He looks kind of hopeful and kind of impatient, and the way he says it is kind of a challenge, so Brendon says "Sure, sure," because trusting Spencer has never led him wrong before; not when it comes to the big, important things. He's learned better than to trust Spencer when it's something more like 'dude, that's totally avocado, I don't think it looks like wasabi, put the whole thing in your mouth.'

Brendon's not really sure what he was expecting; not a Vegas chapel o' love, or anything, but not what he gets, anyway. Spencer speaks to someone at the front desk, and then they're walking quickly down dark and wood-panelled corridors, being herded towards a small room.

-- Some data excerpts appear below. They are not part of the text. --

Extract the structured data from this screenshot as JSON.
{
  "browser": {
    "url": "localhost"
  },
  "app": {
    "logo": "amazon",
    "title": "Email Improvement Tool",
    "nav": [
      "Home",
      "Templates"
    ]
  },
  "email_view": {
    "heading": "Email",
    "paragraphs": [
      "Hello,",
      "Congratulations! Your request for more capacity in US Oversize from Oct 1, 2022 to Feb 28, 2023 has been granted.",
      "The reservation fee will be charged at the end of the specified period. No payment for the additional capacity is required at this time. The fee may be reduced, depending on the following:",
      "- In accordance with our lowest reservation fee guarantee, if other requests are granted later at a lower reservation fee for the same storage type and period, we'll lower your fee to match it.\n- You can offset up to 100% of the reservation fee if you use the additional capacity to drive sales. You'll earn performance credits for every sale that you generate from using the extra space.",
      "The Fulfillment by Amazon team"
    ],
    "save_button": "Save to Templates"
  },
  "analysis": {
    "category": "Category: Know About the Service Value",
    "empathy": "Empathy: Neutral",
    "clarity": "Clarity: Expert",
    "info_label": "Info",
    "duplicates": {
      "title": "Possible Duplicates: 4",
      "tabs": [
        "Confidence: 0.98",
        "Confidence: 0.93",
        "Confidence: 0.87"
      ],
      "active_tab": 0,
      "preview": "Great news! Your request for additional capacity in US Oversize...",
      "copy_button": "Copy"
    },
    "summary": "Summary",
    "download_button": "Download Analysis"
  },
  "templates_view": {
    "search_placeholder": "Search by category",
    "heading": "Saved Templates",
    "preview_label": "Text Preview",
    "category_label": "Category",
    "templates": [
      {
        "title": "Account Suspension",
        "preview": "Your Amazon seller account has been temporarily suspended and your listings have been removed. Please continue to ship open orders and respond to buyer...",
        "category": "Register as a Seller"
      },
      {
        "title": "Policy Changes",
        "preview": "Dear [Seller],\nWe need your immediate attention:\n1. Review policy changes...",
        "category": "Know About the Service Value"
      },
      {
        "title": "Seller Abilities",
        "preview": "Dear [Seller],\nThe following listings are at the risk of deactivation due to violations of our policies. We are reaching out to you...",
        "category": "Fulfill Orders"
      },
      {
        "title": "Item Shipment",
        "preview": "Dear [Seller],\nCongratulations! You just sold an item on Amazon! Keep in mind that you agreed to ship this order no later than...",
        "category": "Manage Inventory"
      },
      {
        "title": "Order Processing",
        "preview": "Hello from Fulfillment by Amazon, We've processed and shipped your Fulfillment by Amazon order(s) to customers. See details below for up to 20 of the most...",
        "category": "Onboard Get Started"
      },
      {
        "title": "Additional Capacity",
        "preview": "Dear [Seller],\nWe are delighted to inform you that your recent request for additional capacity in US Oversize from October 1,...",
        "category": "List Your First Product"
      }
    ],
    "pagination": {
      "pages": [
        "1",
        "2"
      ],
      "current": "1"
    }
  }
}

There are three sober-looking professional people there, in suits and ties, and Brendon feels kind of underdressed in his tight jeans and his _rather be surfin'_ t-shirt.

"Hey," he says, smiling and nodding nervously.

"I'm Spencer Smith," Spencer says, shaking hands with one of the legal-types. "I had my lawyer organise the license and the paperwork last month, did that all come through okay?"

One of the legal-types, a lady in a grey pantsuit with neat dark hair, says "Absolutely, we have everything here," and Brendon says, soft but urgent, "Wait, Spencer, what, you spoke to your _lawyer_ about this?"

"Yeah," Spencer says out of the side of his mouth. "I kind of had to? Don't worry, legal counsel is like the confessional, no one's going to be talking."

One of the suits checks his watch. "Okay, it's all ready, Mr Smith," he says, and Brendon fights the urge to giggle a little hysterically, because hearing Spencer called Mr Smith will never not be hilarious to him.

The lady looks from Brendon to Spencer and then down at the papers. "According to the material I have here, you don't want a celebrant, is that right?"

Spencer nods, impatient.

"You understand that you're entering into a binding legal contract?"

That's pretty much it; Spencer provides their proof of identity and signs the register. He passes the pen silently to Brendon when he's done, and Brendon writes out _Brendon Boyd Urie_ , born _April 12, 1987_ , profession _musician_ and signs his name with a flourish.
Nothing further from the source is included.